Short position on Stock Market- Leveraged Loan catastrophe Pt. 2

From 2015 on, Big banks have BEEN at it with multi-billion dollar sales of new synthetic CDO product (Bespoke Tranche Opportunities), as well as "loan pool auctions" by Freddie Mac and Fannie Mae, that essentially repackage defaulted loans and re-sell them for more risk averse investors. This has continued to make our financial institutions rich, as you can easily note with naked eyes, with major indexes hitting record highs. as well as increased volatility . Im calling bullshit, due to the fact that the leveraged loan market has ballooned in the past two years, hitting a record of $1.66 Tril in 2017 and standing still at $1.46 Tril in 2018. The dictator at this point is the Fed's interest rates, with California's housing market in shambles, millennial's lack of financial stability (making them incapable of purchasing a stable mortgage loan) and the abyss of credit the United States Financial systems have dug themselves into, I smell another consumer bailout in the course of the next 1-2 years. Make sure you get plenty of Velveeta, tobacco dip and baby wipes.

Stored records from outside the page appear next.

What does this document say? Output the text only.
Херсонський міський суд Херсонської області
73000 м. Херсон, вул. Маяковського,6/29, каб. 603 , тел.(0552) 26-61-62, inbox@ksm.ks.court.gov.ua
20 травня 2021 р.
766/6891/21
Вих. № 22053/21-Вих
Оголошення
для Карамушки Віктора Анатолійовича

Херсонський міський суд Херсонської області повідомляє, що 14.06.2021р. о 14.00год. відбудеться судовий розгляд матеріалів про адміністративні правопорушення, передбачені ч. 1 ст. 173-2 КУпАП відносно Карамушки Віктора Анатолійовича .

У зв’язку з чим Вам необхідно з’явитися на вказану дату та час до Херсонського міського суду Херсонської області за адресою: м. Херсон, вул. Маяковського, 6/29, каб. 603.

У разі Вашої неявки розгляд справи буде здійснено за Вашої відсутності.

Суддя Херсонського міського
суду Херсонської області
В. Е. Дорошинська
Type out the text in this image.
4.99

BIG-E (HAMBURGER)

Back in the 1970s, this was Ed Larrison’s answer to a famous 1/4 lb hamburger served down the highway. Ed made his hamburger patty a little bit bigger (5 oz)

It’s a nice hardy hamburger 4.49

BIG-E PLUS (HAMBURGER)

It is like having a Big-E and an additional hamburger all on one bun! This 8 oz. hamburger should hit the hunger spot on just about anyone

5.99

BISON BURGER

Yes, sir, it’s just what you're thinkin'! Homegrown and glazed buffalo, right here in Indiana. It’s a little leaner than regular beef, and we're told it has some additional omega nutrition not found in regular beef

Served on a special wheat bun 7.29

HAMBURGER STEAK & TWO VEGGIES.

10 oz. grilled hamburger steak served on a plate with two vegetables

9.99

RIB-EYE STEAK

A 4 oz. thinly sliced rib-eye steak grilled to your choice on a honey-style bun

Wave 2 --- "Can Not Ever" --- retrace more than 100 % of Wave 1
For information only
+3 Reply
chocotraders jeffreyjim
@jeffreyjim, don't even bother to make any sense of that count.
chocotraders jeffreyjim
@jeffreyjim, if anything we're in wave 4 right now.
jeffreyjim chocotraders
The # 1 Wave Count to think about at this time is.
My opinion --- at this time we are in Wave 2 down of a Five Wave move up.
Wave 1 up started 12-26-2018 low --- "DJIA" --- and ended at 26,696.00 on 4-23-2019.
The # 2 Wave count to think about at this time is, we are in Wave 4.
For information only.

I could be 100 % wrong and you could be 100 % right.
Only time will tell.
"One Eye Jim"
+1 Reply
chocotraders jeffreyjim
@jeffreyjim, ok, thanks for your views. good weekend
Also, I really like this model you’ve made. One interesting thing we could do to multiply it’s analytical value is pair up the DJI with this created index and see how correlated they are.
If the correlation holds above 90, you can very easily take the foreign indices, isolate them to form their own index and see how much of the drag in those other economies will impact that of the US... after all, they’ve already begun recessionary periods with reduced consumer confidence...
we could very well use this as a lead to forecast how much our index should be affected by default on a regressive basis.

Just a thought.
JohnnyMonaco thehoplite
@thehoplite, I agree, as well as this if you wanna take a look at some Real Estate ETF's (ticker URE) and Inverse ETF (SRS) you can clearly see from the peak of the financial crisis in 2008, followed by Obamas stimulus package, there have been absolutely nothing but long positions placed on Real Estate. As well as this, news just came out about Wall Street giants purposely missing bond payments to make money off each others Credit Default Swaps, now theres 8 trillion that needs to get cleaned. You can find the article on Bloomberg if you haven't already seen it
Pretty much. Though, I really wish they’d let it deflate. Put risk front-loaded back in investments and let housing prices come down... that would be the fairest thing to do for our country. I just don’t think Trump would allow that to happen, give how his net worth is tied to real estate capital... time to get into inflationary hedges.